After understanding the functions of each component of Jaeger, we mainly focus on the data flow of its overall architecture:

Jaeger is a classic architecture. The client actively sends link information to the Agent, which reports to the Collector, passes through the queue, and finally drops to the storage. By another visual management background to view and analysis.

More visible is a standardized process for reporting, collecting, storing, and analyzing. And you’ll find that Jaeger and Zipkin are architecturally similar:

  • Zipkin Collector: The Zipkin Collector is used to collect/manage trace information for links.

  • Storage: Zipkin supports third-party Storage such as Cassandra, ElasticSearch, and MySQL.

  • Zipkin Query Service: After data is stored and indexed, it is used to find and retrieve trace information.

  • Web UI: Data query and front-end interface display.

Jaeger is four years behind Zipkin in terms of time, so maybe he’s reinventing the wheel. After looking through the pages, it can be learned that the main reasons for doing Jaeger are as follows:

The only way to send spans to Zipkin at the time was through Scribe, and the only high-performance data store Zipkin supported was Cassandra. At the time, Uber had no experience with either technology, so it chose to build its own back end, which combined custom components with Zipkin UI to form a complete tracking system.

You can learn more about Evolving Distributed Tracing at Uber Engineering.

Ali eagle eye

Another example of link tracing, which is based on logging and streaming, is Ali’s Hawk-eye and traces, as shown below:

More specifically, we can see “Alibaba Hawk-Eye Technology Decryption” and “Heterogeneous System Link Tracking — Didi Trace Practice” shared in the conference, which will not be repeated here. It is recommended for curious or sad friends to read.

conclusion

For example, Jaeger belongs to Go, Zipkin and Skywalking belong to Java family. All three are fully compatible with OpenTracing, but their architectures are somewhat different. Both are based on Google Dapper divergence, so the basic functions supported and the elegance of the query page are very important.

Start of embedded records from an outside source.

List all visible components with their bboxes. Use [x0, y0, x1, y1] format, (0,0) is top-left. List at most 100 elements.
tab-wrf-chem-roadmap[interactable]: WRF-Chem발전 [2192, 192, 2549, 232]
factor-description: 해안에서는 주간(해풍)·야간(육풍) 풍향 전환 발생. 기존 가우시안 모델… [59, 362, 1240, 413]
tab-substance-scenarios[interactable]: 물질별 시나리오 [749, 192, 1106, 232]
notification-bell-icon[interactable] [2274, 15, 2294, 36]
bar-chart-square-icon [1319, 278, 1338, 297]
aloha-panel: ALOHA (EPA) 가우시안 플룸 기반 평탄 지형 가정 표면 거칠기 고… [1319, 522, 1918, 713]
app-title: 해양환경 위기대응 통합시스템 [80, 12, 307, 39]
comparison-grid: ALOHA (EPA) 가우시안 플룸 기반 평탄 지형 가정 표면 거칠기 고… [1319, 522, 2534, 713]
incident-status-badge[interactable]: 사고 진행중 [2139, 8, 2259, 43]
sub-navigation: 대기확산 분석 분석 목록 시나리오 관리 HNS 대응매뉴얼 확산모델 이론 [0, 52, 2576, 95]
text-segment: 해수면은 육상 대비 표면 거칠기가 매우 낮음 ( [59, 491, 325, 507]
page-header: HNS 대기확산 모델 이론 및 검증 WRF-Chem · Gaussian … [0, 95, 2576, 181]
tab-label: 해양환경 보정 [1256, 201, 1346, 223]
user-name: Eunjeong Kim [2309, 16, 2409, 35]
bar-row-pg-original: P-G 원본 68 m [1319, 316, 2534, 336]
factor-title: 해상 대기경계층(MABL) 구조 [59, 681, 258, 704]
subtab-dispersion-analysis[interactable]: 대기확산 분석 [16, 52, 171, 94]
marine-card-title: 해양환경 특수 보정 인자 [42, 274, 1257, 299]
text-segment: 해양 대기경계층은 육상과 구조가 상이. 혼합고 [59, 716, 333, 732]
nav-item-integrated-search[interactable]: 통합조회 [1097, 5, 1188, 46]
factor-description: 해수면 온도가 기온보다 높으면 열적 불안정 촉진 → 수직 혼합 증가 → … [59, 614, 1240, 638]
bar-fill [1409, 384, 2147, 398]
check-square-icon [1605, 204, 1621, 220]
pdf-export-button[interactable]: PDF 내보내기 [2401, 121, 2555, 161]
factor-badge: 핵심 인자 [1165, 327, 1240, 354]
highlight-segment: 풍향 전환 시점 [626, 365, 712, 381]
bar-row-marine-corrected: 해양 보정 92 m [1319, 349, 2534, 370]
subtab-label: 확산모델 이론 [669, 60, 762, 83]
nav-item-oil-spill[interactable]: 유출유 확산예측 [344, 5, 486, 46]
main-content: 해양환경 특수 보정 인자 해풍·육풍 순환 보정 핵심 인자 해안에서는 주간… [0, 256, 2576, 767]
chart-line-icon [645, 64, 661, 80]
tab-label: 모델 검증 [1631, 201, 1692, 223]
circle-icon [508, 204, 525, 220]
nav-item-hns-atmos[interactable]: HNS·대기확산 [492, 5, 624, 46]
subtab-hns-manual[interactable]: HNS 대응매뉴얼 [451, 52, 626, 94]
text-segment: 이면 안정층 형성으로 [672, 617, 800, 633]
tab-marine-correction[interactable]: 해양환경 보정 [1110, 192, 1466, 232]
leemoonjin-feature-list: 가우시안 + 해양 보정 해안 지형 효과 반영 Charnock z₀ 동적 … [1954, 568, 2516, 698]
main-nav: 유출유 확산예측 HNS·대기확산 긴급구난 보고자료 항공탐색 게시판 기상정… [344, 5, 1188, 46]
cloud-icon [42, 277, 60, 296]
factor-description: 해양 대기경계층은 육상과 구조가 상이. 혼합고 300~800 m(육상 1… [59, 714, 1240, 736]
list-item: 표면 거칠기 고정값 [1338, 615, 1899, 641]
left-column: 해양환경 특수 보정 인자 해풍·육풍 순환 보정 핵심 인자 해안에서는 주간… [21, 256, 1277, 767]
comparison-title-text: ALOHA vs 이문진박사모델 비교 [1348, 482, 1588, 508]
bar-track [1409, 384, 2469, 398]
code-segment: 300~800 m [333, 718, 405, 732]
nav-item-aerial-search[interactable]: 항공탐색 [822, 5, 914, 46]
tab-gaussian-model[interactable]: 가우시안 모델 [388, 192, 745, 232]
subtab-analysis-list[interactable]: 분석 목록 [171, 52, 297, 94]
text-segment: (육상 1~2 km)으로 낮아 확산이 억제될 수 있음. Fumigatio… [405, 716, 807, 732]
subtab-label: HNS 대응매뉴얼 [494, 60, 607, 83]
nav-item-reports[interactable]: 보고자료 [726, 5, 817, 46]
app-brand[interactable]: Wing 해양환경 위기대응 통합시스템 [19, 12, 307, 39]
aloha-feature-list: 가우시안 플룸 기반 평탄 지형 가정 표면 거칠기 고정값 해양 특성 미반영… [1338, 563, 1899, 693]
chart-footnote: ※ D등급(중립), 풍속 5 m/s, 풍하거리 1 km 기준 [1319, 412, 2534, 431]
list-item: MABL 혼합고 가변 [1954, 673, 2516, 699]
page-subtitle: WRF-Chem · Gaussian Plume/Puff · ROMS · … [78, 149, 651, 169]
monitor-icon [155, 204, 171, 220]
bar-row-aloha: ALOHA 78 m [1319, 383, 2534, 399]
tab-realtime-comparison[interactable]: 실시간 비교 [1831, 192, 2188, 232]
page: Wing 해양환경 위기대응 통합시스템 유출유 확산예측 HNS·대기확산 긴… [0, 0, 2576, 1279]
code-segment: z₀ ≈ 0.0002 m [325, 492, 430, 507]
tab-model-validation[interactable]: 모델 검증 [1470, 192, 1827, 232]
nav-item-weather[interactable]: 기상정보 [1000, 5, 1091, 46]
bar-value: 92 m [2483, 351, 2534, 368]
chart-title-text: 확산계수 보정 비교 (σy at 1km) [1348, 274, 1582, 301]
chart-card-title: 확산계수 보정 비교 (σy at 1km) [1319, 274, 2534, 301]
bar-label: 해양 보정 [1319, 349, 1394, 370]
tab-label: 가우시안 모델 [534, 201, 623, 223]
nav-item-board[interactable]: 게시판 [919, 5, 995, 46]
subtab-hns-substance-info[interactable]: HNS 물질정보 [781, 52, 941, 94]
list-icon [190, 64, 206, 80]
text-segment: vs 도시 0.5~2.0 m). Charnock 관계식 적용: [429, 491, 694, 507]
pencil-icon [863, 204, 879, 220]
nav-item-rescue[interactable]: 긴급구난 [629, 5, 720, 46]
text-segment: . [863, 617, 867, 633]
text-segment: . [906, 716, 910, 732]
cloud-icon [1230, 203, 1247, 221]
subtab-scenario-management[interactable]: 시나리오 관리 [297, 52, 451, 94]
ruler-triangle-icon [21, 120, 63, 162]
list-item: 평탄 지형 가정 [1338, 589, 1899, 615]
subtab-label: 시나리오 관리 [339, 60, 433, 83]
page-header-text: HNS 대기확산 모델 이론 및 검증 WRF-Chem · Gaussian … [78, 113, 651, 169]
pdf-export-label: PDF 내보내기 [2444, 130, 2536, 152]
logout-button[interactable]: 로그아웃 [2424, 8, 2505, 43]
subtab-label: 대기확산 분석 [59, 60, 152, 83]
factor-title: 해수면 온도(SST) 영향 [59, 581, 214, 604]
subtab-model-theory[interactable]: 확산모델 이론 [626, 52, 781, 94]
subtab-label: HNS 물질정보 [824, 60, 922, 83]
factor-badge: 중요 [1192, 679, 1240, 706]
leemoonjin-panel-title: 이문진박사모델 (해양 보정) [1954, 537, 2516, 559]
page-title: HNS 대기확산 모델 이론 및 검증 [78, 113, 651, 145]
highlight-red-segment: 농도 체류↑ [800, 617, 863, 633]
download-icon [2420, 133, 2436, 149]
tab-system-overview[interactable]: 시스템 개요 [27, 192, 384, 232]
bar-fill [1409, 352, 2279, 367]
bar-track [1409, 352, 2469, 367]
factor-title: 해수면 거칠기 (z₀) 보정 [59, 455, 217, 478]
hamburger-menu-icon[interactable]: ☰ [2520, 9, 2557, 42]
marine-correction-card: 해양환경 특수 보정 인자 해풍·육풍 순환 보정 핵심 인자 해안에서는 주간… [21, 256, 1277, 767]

There are already N original systems, if you want to access the direct new link tracking system, or very troublesome. Because the original intention of access is necessarily to solve the troubleshooting/locating problems of the original system, rather than just for the new system, from the point of view of access, most people will not use the existing open source tracking system (unless the historical debt is small), and the amount of data may be huge.

Therefore, it is quite common to transform and clean data based on the existing methods to make the link tracking mode, among which the log is often a good starting point, that is, to clean certain data, form a new analysis system, and recreate an internal wheel.

In addition, servicemes-based “non-invasive” link tracking is also gaining popularity in recent years, which seems to be a promising direction. One of its typical examples is Istio, which uses CNCF Jaeger, and Jaeger is compatible with Zipkin, in which Jaeger wins.